When he finally reached her abdomen, he was glad that she was looking up at the ceiling and not at his face. Otherwise, she would have seen the grim expression that came over him. Her stomach was bad. Worse than he’d thought. The bullet had torn into her and expanded on impact. The wound was a gaping hole that revealed her shredded insides. Storm could barely even identify the organs whose mangled remains he was seeing. Even if she were on the operating table in the most state-of-the-art hospital room in the world, with a team of the best surgeons ready to dive in, Storm wasn’t sure if she could be saved.
On the floor of the Wall Street subway stop, it was hopeless. The only question was how many minutes of suffering she had left. Maybe ten. If she was unlucky.
“I’m cold,” she said.
“I know,” Storm said, grabbing his suit jacket and wrapping it around her as a blanket.
He slid his right arm underneath her, cradling her in his arms. All he could do now was try to make her feel comfortable.
“Is this what dying feels like?” she asked.
“Shhh…,” he said. “Just relax. You’re not going to die.”
It was a lie. He knew it. He sensed she did, too.
“I love you,” she said.
“I know. I love you, too.”
Even though he said it mainly to comfort her, it was not without feeling. Somewhere, in the back of his heart, in the part that had resisted hardening through all the missions and all the years, he knew that it might even be true.
“I’m sorry,” she said.
“Shh.”
Storm could hear the beating of helicopter rotors coming from the street. Was it a Medevac landing? No. Not possible. Helicopters weren’t permitted in this part of New York City. Besides, there were enough hospitals within a short ambulance ride that Medevacs were unnecessary. Why would a helicopter be landing on the streets of Manhattan? Storm pondered it for a brief moment, until he became aware that Xi Bang was talking.
“You’re going to get him, right?” she was saying.
“You’re going to get Volkov.”
“Yes, honey. Of course.”
“Promise me.”
“I promise.”
“I’m so sorry,” she said again, more weakly. Her body was starting to convulse. The wound on her leg had already soaked Storm’s makeshift field dressing. It was now a race to see which would kill her first: blood loss or multiple organ failure.
“That night in Paris,” he said. “Dancing in the street with you. I was serious when I said we would dance to that song at our wedding.”
“Mmm…” was all she could say.
But he could see that it had brought a smile to her face. And so, as the last embers of life flickered out of Ling Xi Bang, Derrick Storm held her tightly in his arms and sang her “The Vienna Waltz.”
It had been their first dance. And now it would be their last.
CHAPTER 26
Jedediah Jones would have been pulling his hair out, if only he had any to pull.

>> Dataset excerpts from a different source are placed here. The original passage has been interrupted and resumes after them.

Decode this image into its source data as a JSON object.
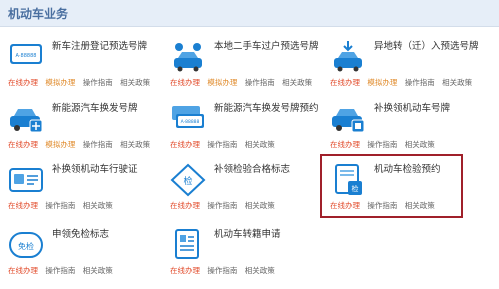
{
  "header": {
    "title": "机动车业务"
  },
  "colors": {
    "accent": "#1a7fd1",
    "online": "#e24b2b",
    "mock": "#e08a2a",
    "highlight_box": "#a0202a"
  },
  "services": [
    {
      "title": "新车注册登记预选号牌",
      "links": {
        "online": "在线办理",
        "mock": "模拟办理",
        "guide": "操作指南",
        "policy": "相关政策"
      }
    },
    {
      "title": "本地二手车过户预选号牌",
      "links": {
        "online": "在线办理",
        "mock": "模拟办理",
        "guide": "操作指南",
        "policy": "相关政策"
      }
    },
    {
      "title": "异地转（迁）入预选号牌",
      "links": {
        "online": "在线办理",
        "mock": "模拟办理",
        "guide": "操作指南",
        "policy": "相关政策"
      }
    },
    {
      "title": "新能源汽车换发号牌",
      "links": {
        "online": "在线办理",
        "mock": "模拟办理",
        "guide": "操作指南",
        "policy": "相关政策"
      }
    },
    {
      "title": "新能源汽车换发号牌预约",
      "links": {
        "online": "在线办理",
        "guide": "操作指南",
        "policy": "相关政策"
      }
    },
    {
      "title": "补换领机动车号牌",
      "links": {
        "online": "在线办理",
        "guide": "操作指南",
        "policy": "相关政策"
      }
    },
    {
      "title": "补换领机动车行驶证",
      "links": {
        "online": "在线办理",
        "guide": "操作指南",
        "policy": "相关政策"
      }
    },
    {
      "title": "补领检验合格标志",
      "links": {
        "online": "在线办理",
        "guide": "操作指南",
        "policy": "相关政策"
      }
    },
    {
      "title": "机动车检验预约",
      "links": {
        "online": "在线办理",
        "guide": "操作指南",
        "policy": "相关政策"
      }
    },
    {
      "title": "申领免检标志",
      "links": {
        "online": "在线办理",
        "guide": "操作指南",
        "policy": "相关政策"
      }
    },
    {
      "title": "机动车转籍申请",
      "links": {
        "online": "在线办理",
        "guide": "操作指南",
        "policy": "相关政策"
      }
    }
  ],
  "icons": [
    {
      "name": "plate-icon"
    },
    {
      "name": "car-transfer-icon"
    },
    {
      "name": "import-car-icon"
    },
    {
      "name": "ev-car-icon"
    },
    {
      "name": "plate-stack-icon"
    },
    {
      "name": "replace-plate-icon"
    },
    {
      "name": "license-card-icon"
    },
    {
      "name": "inspection-diamond-icon",
      "text": "检"
    },
    {
      "name": "inspection-doc-icon",
      "text": "检"
    },
    {
      "name": "exemption-badge-icon",
      "text": "免检"
    },
    {
      "name": "transfer-doc-icon"
    }
  ],
  "plate_texts": {
    "icon_plate": "A·88888",
    "icon_stack": "A·88888"
  }
}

As it was, he looked like a cross between a stressed-out CFO and an irate customer service representative. He was talking on a wireless telephone headset — an ergonomics expert at the CIA said it was better for his neck — at a volume that was seriously threatening nearby ear drums.
As he ranted, he paced around the cubby, pounding on any table that didn’t hold a quarter-million-dollar piece of spy equipment. The nerds were keeping their attention buried in their computer terminals. Eye contact might provoke him further.
“Eighteen dead,” he shouted. “Eighty-seven wounded. A hundred seventy people hospitalized. I don’t even want to know how many millions in damage. Do you have any regard for private property at all?”
The man on the other end of the line said nothing. Derrick Storm had watched Ling Xi Bang’s body get loaded into a New York City medical examiner’s truck a mere half hour before. He was not in the mood to answer rhetorical questions.
“On top of that, I’ve got a propane company saying one of our agents blew up their truck. Do you want to explain to me why that was tactically necessary?”
Still nothing from Storm. Rodriguez and Bryan kept trying to dodge Jones as he rampaged around. Occasionally, they would hand him a piece of paper that he would look at then throw on the floor — which was already littered with things he had spiked.
“I’ve got the NY goddamn PD saying it’s going to send me a bill for a crane to get a motorcycle out of a traffic light,” he continued. “A crane! How did a motorcycle get in a goddamn traffic light?”
Jones stooped down and picked up something he had previously discarded.
“Then I’ve got the NYPD asking me why I brought a helicopter into restricted airspace so close to the Freedom Tower. I would have told them I didn’t know, except I was worried that would make me sound like even more of an idiot than I already did.”
The helicopter. Storm finally figured it out: That must have been how Volkov made his exit.
“A carjacking… a firefight in the streets of Manhattan… a subway platform full of shot-up civilians… all this and Volkov got away? Storm, what the hell happened this morning?”